KINGSTON, Jamaica (AP) — The lushly forested nation of Guyana on Thursday joined a regional pact to protect jaguars, the elusive spotted cat that is the biggest land predator in the Americas but is vulnerable due to expanded agriculture and mining that carves away at their fragmented habitat.
Leaders of the government’s environment ministry were signing an agreement with the New York-based conservation group Panthera, which is trying to establish a “jaguar corridor,” a network of pathways that would link core jaguar populations from northern Argentina to Mexico. Guyana is pledging to ensure the protection of jaguars, the national animal that is a near-threatened species.
The South American nation with some of the region’s least spoiled wilderness joins Colombia and nations in Central America in recognizing the corridor and agreeing to work towards the long-term conservation of jaguars, according to Esteban Payan, regional director for Panthera’s northern South America jaguar program.
A network of cameras equipped with motion sensors and fixed to tree trunks has revealed tantalizing glimpses of sleek, solitary jaguars slinking through Guyana’s dense rain forests and vast grasslands stretching to the country’s border with Brazil.

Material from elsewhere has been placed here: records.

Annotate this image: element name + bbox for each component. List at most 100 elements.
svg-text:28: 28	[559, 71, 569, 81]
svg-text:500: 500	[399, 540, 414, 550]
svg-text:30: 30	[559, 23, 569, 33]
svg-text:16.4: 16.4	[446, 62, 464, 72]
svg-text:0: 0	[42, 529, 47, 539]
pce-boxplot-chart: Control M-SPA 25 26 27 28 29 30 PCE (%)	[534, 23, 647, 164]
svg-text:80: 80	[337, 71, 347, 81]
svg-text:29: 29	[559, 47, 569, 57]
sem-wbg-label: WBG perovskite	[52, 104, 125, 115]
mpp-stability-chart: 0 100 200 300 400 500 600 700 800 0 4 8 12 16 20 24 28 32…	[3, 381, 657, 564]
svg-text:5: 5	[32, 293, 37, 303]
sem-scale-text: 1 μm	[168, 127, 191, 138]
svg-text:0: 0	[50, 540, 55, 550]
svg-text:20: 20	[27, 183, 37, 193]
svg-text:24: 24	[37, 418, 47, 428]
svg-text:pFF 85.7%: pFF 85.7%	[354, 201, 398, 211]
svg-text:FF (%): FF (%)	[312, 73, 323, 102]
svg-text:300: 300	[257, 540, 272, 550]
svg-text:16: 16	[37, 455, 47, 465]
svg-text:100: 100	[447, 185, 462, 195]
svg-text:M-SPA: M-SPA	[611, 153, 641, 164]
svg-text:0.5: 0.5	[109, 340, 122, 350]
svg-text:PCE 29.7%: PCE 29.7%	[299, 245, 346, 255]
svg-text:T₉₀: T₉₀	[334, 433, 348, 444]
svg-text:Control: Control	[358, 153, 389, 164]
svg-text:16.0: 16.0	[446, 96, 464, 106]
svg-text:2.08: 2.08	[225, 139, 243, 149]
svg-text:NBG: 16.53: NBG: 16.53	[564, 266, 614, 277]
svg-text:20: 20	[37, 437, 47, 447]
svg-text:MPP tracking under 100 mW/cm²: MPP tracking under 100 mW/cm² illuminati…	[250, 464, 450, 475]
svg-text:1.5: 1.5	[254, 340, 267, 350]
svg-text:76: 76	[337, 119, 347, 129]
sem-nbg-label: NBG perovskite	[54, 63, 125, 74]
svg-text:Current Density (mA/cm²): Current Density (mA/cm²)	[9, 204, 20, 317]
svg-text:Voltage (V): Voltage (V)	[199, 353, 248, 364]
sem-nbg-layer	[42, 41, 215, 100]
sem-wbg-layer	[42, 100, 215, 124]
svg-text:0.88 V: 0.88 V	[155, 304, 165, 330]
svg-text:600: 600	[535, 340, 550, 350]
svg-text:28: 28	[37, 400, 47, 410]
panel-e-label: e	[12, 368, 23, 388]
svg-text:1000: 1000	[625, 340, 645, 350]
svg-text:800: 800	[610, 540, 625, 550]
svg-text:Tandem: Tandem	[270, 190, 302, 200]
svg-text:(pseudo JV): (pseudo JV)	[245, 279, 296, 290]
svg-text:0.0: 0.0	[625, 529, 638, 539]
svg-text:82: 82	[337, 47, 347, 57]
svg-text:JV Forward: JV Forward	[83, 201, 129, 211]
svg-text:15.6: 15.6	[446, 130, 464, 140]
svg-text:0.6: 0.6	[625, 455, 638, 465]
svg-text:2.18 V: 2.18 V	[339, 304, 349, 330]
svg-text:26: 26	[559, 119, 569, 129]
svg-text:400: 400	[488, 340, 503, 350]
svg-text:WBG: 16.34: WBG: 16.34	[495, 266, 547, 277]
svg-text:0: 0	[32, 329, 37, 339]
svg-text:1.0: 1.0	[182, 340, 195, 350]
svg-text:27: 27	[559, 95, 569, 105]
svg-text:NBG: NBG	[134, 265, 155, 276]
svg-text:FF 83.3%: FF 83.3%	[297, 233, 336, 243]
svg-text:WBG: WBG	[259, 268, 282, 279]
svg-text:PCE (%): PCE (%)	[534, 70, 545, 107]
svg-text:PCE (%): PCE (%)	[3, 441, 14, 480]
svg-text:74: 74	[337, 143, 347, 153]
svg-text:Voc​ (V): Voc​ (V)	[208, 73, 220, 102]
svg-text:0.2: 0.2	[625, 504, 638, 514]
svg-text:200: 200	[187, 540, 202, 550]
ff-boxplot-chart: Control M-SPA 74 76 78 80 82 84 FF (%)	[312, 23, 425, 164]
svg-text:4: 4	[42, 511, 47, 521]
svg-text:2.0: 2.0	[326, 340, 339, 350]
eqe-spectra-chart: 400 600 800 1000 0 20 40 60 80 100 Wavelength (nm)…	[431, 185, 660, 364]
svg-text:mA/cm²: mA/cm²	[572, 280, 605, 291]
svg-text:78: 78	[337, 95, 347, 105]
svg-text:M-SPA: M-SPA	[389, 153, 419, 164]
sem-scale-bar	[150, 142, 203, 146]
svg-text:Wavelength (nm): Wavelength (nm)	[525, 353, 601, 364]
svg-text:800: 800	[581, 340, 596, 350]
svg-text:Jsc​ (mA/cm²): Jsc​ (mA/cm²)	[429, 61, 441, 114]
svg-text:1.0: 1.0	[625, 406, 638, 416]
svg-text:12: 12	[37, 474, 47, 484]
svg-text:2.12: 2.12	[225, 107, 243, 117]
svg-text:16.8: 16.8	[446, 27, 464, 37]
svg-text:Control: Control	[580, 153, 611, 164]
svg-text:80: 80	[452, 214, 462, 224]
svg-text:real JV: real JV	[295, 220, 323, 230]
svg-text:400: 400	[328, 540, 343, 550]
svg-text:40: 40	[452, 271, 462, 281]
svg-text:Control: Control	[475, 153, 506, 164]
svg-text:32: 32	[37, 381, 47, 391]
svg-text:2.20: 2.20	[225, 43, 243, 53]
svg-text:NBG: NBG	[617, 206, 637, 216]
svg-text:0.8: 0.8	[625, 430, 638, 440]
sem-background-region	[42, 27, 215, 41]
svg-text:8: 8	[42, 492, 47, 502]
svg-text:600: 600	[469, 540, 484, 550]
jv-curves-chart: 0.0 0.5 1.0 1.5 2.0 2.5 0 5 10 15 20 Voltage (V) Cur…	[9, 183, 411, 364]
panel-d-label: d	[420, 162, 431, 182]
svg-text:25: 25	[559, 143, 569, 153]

Scientists reported finding a relatively healthy jaguar density of three to four animals per 100 kilometers (161 miles) in Guyana’s southern Rupununi Savannah. That means that preserving grasslands are as important to conservation of jaguars as protecting the dense rain forests, they say.
Evi Paemelaere, a Belgian jaguar scientist with Panthera, said Amerindian villagers in remote spots in Guyana have helped her set up cameras along the roads and hunting trails that the big cats like to travel on.
“Amerindians are very keen on being part of the project,” she said from the capital of Georgetown.
Jaguars once roamed widely from the southwestern United States to Argentina, but have lost nearly half of their natural territory and have disappeared altogether from some countries. Heavy hunting for their spotted coats decimated their numbers in the 1960s and early 1970s until the pelt trade was largely halted. No one has any reliable estimates of how many jaguars are left in the wild, where they prey on peccaries, tapirs and, since they are powerful swimmers, river turtles.
Guyana, a country roughly the size of the U.S. state of Idaho where most of the roughly 756,000 inhabitants live along its Atlantic coastline, has been widely recognized for balancing progress with preservation. In 2009, it began a low-carbon push aimed at maintaining very low rates of deforestation and combating climate change, while also promoting economic development. It could receive up to $250 million from Norway by 2015 as an incentive to protect its forests through sustainable mining, timber harvesting and other projects.
Alan Rabinowitz, Panthera’s CEO and a zoologist whose research in Belize in the 1980s led to the creation of the world’s first jaguar preserve, said Guyana’s signing of the jaguar agreement “demonstrates the government’s continued commitment to its legacy of conservation alongside economic progress and diversification.”